Localización (Institución, Colección):
Madrid, Museo Arqueológico Nacional, n. 2004/95/1
Fuentes primarias:
Plutarco, Cuestiones conviviales,9
Platón, República, 617b
Descripción:
"(...) cuando después de la muerte [las almas] se convierten en errantes, las sirenas las inspiran con el amor de lo que es celestial y divino, al mismo tiempo que les dan el olvido de las miserias mortales. Las mantienen, las encantan y las consuelan; y estas almas, por gratitud, las siguen y se unen a ellas. Aquí en la tierra nos llega a nosotros un eco debilitado de esta música... “ (Plut., Quaest. Conv., 9, 14, 6, 745 D e y F.).
Las creencias sobre la inmortalidad del alma se difundieron en el mundo griego postclásico; con tal concepción escatológica, las sirenas se convirtieron en verdaderas “Musas del Allende”, salvadoras de almas y consuelo vigilante de los difuntos en el Más Allá. En el siglo IV a.C., la difusión de las ideas pitagóricas sobre la armonía cósmica y el pensamiento platónico, convirtieron a las sirenas en seres celestiales, psicopompos y apotropaicos, por lo que su imagen se generalizó en ajuares y monumentos funerarios.

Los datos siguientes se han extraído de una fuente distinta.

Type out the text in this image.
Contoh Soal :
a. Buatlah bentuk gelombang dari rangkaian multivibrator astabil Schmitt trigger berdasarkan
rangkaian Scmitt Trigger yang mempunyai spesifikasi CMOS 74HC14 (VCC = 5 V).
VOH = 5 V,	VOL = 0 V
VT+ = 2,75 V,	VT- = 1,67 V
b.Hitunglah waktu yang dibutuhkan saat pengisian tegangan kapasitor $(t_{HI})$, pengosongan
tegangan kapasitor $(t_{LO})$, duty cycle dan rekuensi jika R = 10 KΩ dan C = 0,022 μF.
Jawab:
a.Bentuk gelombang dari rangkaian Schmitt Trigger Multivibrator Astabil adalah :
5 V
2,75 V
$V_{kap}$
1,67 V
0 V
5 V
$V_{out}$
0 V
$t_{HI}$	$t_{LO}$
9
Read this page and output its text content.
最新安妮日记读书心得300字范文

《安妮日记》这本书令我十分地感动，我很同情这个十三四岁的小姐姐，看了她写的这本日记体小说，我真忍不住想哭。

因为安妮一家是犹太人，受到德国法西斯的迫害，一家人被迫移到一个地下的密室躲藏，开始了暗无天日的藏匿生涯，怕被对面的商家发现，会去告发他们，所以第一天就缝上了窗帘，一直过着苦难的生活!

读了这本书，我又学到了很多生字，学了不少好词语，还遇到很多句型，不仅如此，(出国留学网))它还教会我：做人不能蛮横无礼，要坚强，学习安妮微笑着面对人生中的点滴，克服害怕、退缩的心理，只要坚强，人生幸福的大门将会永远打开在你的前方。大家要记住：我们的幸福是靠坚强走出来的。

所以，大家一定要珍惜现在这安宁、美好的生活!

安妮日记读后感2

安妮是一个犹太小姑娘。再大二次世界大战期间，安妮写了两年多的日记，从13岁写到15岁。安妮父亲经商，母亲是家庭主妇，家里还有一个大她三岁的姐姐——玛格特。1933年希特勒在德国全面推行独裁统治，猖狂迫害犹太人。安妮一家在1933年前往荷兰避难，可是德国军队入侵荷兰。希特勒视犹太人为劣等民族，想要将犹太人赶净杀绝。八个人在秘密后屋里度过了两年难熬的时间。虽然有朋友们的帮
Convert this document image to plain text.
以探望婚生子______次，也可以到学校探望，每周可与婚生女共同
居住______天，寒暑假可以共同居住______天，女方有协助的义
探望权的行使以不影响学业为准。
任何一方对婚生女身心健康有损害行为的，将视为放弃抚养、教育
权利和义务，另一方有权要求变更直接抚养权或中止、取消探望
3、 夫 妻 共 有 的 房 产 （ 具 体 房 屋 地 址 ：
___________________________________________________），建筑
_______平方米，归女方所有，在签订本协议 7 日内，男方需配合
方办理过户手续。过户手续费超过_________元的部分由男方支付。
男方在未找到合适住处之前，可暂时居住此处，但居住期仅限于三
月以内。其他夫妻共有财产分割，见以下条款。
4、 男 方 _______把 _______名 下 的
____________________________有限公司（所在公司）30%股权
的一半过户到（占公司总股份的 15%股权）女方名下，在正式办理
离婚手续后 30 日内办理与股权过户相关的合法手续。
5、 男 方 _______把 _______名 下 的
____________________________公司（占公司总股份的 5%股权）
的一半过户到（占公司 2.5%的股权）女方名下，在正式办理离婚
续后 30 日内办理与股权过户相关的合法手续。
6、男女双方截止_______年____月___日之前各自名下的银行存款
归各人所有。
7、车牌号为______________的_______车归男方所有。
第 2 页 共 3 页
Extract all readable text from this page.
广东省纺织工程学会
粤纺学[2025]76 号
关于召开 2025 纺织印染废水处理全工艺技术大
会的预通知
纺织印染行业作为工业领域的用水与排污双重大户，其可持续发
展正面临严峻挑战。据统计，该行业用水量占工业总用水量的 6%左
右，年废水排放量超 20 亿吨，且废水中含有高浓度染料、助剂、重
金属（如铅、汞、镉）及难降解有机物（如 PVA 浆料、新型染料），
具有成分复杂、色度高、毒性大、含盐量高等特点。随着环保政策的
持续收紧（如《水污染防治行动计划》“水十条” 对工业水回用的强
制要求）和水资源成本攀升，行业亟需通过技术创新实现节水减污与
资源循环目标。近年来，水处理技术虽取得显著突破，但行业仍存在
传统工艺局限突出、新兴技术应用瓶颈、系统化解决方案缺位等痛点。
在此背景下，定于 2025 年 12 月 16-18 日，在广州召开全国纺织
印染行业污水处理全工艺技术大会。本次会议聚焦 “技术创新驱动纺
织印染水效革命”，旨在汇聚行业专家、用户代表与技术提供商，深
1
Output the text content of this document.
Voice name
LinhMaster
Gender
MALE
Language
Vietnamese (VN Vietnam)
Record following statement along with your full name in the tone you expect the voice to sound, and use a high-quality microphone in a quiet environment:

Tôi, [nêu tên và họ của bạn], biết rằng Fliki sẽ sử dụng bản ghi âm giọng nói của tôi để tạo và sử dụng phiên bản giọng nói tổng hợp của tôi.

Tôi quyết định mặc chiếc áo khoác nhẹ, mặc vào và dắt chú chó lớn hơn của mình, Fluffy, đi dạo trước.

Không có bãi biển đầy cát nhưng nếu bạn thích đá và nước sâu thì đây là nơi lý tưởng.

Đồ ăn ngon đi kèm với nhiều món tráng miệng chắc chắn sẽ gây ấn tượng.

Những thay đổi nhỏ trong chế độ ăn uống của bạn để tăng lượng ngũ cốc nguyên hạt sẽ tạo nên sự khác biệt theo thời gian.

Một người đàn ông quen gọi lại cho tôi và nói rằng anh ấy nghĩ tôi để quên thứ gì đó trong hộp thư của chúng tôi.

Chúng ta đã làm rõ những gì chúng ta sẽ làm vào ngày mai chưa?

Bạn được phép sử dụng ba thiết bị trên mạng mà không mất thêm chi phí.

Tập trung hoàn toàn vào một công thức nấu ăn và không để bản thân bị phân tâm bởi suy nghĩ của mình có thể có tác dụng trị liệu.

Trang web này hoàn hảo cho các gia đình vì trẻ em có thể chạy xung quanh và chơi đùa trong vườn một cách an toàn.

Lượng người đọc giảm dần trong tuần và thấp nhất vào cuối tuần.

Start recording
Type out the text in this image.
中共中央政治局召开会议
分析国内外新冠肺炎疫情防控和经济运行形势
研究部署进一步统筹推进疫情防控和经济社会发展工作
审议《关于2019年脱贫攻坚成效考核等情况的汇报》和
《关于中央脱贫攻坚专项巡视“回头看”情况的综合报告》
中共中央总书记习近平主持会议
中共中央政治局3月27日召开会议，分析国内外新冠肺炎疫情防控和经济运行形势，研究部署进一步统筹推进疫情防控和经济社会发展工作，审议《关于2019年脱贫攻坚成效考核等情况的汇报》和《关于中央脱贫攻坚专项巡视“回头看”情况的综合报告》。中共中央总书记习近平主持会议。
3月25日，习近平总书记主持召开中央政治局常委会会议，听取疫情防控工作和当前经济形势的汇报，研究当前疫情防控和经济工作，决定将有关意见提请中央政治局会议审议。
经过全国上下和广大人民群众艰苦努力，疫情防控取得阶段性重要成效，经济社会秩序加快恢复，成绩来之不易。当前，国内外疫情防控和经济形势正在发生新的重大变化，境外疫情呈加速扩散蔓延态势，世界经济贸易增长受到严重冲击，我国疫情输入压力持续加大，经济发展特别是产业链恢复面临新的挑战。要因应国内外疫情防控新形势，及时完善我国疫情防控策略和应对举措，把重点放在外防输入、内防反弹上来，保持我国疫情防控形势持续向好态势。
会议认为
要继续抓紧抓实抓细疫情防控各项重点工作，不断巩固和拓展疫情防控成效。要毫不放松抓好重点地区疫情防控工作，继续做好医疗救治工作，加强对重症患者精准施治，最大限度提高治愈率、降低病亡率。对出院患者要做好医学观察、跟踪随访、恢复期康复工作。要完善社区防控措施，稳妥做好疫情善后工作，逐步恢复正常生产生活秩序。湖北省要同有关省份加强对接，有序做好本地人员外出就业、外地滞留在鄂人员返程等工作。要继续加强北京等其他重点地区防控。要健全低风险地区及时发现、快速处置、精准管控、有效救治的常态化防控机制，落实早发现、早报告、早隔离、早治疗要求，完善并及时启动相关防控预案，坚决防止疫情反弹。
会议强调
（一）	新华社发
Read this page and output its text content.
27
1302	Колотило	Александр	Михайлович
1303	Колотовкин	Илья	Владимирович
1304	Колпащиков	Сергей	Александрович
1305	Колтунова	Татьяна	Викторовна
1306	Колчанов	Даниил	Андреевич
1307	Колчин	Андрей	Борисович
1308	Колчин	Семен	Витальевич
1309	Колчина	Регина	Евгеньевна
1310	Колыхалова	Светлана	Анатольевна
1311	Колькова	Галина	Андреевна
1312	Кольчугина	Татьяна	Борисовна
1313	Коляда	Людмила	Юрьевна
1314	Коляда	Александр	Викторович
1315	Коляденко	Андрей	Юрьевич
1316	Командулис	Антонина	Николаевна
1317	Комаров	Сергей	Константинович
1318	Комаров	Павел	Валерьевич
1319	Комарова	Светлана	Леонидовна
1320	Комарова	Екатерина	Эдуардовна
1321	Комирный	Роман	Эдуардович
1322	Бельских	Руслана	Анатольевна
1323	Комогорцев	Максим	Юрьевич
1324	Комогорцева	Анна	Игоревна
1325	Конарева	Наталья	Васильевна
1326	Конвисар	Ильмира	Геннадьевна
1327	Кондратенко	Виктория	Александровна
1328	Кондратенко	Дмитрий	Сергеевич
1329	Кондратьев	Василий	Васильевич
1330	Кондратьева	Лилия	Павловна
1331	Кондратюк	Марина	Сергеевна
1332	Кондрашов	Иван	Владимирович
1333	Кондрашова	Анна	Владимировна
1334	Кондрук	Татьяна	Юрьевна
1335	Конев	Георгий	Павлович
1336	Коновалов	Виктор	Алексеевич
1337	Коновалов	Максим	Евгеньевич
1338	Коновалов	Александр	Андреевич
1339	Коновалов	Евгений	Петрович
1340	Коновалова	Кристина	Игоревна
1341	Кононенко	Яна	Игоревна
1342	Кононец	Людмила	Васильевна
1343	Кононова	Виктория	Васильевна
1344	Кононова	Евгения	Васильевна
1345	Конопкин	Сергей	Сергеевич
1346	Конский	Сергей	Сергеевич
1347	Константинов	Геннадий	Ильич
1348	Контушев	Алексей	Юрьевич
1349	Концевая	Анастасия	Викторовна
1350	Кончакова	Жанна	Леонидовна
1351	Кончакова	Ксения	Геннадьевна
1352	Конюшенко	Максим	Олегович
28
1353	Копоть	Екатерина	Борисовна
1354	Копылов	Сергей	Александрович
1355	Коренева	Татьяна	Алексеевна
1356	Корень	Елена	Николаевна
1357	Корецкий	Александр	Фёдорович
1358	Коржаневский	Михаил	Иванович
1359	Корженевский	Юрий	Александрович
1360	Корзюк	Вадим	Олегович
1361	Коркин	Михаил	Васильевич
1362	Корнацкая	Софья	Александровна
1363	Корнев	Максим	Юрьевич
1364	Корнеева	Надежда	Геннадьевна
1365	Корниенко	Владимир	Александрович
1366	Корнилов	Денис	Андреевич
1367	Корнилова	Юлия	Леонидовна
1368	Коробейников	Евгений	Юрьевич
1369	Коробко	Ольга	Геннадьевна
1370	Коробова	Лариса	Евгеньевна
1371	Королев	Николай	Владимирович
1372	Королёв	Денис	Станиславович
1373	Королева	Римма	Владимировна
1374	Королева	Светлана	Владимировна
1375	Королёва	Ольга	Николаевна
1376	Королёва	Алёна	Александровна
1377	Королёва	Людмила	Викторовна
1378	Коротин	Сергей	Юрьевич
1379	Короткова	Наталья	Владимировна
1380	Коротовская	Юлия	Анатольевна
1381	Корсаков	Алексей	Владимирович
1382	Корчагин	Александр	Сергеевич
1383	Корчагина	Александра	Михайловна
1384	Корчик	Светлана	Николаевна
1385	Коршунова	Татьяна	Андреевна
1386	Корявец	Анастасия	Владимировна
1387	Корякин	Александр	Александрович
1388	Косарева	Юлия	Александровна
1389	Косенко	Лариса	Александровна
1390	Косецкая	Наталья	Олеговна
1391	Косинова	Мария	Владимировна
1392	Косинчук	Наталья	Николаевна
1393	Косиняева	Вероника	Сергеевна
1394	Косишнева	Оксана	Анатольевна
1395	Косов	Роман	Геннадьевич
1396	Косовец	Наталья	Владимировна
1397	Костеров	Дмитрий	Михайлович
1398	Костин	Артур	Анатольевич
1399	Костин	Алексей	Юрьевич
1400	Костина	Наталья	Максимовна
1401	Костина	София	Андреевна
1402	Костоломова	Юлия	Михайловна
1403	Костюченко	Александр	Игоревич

Erguida sobre un pedestal cuadrangular, la sirena es un ser híbrido: provista de patas, alas desplegadas y cola de ave, pero su rostro, sus brazos y su torso -de amplios senos-, son femeninos. Luce una túnica que cubre parcialmente su cuerpo, anudada en su hombro derecho, dejando visible un seno, indumentaria que encubre parte de su naturaleza aviforme. Tiene el cabello largo, ondulado, que cae sobre los hombros y queda recogido en la parte superior. Lleva su mano derecha a la cabeza, en claro gesto de lamentación (1) y con la izquierda sostiene una cítara de caja cuadrada, cuya morfología, muy estilizada, corresponde a los últimos años del siglo IV a.C.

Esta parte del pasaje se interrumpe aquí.